Maria Chavez spent her Monday morning trying to find her family's dinner at the local food pantry, reports CBS News correspondent Ben Tracy.
"It's very sad," said Chavez. "I cry sometimes because I don't want to come here to get food."
She's now unemployed, but a year-and-a-half ago she was cleaning houses and providing daycare. Her husband was in construction and they had no problem feeding and clothing their kids.
"I was in the middle, I felt great," said Chavez. "Cause I said, 'oh my God, I have money. I can pay my bills. I can buy my food.'"
But thanks to the recession and slow recovery, the Chavezes and a growing number of American families are now slipping into poverty.
In census figures due out this week, the poverty ratefrom 13.2 percent in 2008 to almost 15 percent in 2009. That means one in seven Americans is now officially poor.
Cities with the biggest gains in poverty include Fort Myers, Fla.; Detroit, Las Vegas, Los Angeles and Modesto, Calif.
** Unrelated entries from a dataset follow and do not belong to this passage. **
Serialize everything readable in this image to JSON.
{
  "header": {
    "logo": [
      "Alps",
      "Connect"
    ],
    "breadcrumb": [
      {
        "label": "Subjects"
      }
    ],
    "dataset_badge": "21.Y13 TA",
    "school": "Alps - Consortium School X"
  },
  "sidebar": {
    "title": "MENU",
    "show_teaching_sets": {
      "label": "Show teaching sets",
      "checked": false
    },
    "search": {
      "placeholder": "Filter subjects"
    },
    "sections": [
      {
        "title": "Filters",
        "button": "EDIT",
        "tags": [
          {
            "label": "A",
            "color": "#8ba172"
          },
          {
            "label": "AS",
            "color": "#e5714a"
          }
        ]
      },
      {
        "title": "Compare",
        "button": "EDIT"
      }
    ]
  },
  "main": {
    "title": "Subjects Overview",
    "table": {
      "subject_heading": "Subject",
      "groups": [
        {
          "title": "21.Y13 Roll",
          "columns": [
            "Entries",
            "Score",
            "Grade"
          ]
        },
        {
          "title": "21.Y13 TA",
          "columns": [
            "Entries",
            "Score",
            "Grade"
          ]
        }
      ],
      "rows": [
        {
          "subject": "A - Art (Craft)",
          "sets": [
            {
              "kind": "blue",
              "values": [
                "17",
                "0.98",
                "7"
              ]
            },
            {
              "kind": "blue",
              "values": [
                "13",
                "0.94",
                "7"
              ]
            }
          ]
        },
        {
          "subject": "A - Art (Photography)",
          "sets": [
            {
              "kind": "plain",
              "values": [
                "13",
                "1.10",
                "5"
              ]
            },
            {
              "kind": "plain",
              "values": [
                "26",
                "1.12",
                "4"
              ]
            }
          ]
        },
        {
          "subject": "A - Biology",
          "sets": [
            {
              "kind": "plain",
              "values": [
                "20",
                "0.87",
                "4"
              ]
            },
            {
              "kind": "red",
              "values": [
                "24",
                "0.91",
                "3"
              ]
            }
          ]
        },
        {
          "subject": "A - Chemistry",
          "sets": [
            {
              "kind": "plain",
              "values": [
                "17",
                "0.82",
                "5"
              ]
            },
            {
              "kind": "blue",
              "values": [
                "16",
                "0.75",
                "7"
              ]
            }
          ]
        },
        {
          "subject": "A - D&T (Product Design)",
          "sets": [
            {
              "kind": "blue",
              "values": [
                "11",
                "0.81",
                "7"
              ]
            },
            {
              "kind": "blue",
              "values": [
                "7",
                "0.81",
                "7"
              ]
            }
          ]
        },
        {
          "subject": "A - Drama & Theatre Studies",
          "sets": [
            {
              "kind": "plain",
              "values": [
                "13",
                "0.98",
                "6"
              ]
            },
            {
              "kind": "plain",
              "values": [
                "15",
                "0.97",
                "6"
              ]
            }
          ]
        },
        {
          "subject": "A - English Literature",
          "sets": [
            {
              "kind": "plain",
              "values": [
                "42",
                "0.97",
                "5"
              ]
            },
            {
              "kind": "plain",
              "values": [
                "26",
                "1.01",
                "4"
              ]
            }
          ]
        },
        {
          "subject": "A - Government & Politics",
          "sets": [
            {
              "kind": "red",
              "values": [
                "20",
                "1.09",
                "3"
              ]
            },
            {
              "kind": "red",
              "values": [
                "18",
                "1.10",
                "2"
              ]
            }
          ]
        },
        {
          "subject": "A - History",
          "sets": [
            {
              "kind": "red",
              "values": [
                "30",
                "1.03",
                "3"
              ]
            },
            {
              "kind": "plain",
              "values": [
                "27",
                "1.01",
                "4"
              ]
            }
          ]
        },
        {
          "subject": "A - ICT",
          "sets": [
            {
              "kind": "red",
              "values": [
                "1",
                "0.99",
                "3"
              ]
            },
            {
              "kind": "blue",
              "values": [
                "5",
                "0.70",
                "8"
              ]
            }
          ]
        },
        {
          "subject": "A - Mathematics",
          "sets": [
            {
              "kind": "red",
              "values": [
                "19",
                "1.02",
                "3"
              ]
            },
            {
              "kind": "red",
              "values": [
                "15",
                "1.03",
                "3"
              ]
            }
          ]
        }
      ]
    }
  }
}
All were hit hard by job loss and plummeting home values.
With the unemployment rate lingering at 9.6 percent, experts say it could be hard for the newly poor to climb back to the middle class.
"It will be very difficult because the jobs they once had that paid middle income wages are likely to disappear," said Michael Stoll, economist at the University of Southern California. "It's going to take a long, hard road for those jobs to come back."
Which leaves Maria wondering how long her reversal of fortune will last.